The alternative is not to shut your mouth and mind. The alternative is consistency. That's right: practicing what you preach. Think it's better to keep quiet? Fortunately, the people who fought against slavery didn't think so.
As usual, no one says it better than Ayn Rand:
The precept: "Judge not, that ye be not judged"...is an abdication of moral responsibility: it is a moral blank check one gives to others in exchange for a moral blank check one expects for oneself...The moral principle to adopt in this issue, is: "Judge, and be prepared to be judged."
(The Virtue of Selfishness, p. 91, PB p. 72)
Contrast this with another old Bible favorite:
"Let he who is without sin cast the first stone."
This is just a bullshit way of getting people to stick a proverbial knife through their heads and cut off the power to their brains. God damn it, who made the rule that if you fuck up once, you're no longer entitled to think?

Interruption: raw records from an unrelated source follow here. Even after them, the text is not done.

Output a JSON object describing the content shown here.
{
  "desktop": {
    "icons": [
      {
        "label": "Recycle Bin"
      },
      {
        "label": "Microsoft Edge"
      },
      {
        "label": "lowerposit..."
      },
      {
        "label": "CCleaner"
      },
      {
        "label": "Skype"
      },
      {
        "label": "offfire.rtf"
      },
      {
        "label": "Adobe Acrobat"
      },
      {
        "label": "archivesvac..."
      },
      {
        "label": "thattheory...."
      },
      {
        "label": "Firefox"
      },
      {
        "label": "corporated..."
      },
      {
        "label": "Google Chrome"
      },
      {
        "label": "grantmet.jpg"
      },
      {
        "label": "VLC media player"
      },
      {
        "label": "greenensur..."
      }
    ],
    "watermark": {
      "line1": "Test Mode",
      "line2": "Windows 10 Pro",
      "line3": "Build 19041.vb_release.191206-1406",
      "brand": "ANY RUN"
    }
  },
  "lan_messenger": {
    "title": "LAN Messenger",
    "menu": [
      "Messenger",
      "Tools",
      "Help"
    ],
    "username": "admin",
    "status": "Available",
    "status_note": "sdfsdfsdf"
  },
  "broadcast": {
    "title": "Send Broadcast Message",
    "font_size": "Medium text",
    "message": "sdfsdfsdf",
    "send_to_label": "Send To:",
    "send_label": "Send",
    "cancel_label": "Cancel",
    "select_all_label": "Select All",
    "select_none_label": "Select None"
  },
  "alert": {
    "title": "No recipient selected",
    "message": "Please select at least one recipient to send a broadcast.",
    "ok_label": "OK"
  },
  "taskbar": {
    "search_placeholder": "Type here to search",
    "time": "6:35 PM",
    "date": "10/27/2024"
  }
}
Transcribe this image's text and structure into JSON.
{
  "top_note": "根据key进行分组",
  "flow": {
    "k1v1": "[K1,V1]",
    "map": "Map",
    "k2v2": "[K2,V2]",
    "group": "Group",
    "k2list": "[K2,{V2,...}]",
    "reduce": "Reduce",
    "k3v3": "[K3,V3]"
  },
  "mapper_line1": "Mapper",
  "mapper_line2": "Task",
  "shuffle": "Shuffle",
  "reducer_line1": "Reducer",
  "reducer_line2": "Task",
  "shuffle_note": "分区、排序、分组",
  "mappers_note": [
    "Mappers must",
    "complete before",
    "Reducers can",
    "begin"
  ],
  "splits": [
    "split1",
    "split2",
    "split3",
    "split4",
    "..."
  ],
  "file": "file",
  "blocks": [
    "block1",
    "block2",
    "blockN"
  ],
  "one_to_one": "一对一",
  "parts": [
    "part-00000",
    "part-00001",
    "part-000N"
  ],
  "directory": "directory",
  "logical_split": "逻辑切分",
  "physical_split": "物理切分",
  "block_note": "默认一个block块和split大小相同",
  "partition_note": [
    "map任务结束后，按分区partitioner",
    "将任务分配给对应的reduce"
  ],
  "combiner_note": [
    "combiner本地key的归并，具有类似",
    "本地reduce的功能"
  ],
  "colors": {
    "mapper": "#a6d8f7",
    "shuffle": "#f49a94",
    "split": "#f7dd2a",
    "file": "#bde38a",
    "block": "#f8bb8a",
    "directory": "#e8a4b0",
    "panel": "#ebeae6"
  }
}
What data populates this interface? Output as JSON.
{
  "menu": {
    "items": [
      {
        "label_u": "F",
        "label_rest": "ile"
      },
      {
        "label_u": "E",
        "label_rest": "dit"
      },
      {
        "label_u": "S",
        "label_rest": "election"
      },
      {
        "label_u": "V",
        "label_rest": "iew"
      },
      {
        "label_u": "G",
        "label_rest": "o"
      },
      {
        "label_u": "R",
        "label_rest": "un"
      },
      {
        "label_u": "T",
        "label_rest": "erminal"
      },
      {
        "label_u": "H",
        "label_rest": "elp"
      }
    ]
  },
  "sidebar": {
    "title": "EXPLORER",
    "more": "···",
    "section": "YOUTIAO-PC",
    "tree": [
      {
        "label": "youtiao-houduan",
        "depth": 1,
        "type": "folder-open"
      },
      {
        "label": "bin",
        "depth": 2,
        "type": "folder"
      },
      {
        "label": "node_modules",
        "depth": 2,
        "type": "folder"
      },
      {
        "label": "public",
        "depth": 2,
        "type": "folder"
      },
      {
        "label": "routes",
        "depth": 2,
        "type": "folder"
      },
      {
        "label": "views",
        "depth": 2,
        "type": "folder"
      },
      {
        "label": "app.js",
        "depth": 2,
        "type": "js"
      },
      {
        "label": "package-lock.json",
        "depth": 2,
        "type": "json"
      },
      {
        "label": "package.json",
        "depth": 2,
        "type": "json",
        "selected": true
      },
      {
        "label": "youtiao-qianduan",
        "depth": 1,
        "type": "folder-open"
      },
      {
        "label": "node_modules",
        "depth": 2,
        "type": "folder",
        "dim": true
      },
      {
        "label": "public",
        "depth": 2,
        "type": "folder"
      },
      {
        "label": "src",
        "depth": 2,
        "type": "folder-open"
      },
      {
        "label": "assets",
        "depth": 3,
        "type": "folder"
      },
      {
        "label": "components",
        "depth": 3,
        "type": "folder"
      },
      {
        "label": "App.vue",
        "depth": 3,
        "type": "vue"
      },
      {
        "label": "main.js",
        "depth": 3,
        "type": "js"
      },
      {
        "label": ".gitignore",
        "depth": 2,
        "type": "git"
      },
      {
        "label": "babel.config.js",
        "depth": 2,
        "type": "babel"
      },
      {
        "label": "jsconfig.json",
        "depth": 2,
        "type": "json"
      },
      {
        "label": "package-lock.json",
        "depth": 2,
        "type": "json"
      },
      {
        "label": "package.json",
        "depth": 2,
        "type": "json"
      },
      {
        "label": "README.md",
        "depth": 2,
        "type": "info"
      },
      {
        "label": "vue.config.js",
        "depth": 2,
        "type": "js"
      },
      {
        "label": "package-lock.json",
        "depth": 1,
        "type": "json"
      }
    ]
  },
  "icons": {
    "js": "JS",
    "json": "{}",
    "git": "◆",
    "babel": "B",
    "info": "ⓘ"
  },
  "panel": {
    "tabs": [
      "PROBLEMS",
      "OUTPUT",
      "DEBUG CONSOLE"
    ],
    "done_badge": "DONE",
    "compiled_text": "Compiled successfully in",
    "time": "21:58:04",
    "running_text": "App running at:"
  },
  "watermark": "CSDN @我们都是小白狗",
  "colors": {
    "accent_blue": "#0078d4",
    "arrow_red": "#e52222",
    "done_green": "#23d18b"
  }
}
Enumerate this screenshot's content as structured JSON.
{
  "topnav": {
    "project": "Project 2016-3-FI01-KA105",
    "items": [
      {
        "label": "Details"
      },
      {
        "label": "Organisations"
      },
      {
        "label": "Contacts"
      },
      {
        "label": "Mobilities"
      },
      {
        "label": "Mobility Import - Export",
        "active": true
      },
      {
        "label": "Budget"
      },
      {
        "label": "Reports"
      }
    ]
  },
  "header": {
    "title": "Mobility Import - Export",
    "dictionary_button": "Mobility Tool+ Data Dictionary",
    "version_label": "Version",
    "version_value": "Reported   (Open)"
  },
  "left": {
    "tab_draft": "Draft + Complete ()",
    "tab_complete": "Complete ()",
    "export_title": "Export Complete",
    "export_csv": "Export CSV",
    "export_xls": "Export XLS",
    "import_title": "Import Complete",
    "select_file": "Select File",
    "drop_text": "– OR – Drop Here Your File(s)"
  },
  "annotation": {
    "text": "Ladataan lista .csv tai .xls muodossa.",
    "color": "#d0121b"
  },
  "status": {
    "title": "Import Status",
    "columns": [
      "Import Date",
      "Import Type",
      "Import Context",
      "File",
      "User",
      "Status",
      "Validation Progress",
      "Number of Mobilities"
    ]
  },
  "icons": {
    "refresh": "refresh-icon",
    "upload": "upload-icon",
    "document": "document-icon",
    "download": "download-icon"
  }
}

I say: think. Think about what other people do, what you do, and everything else that's relevant to your life. And speak up when necessary.
I'll tell you one thing. When the US Government offers me a free room at the grand opening of its first concentration camp, and you don't feel like complaining about it, just don't expect an invitation to my funeral.
Oh, and if you still consider what you're reading right now to be the first stone? Then it's time to get yourself ready for an avalanche.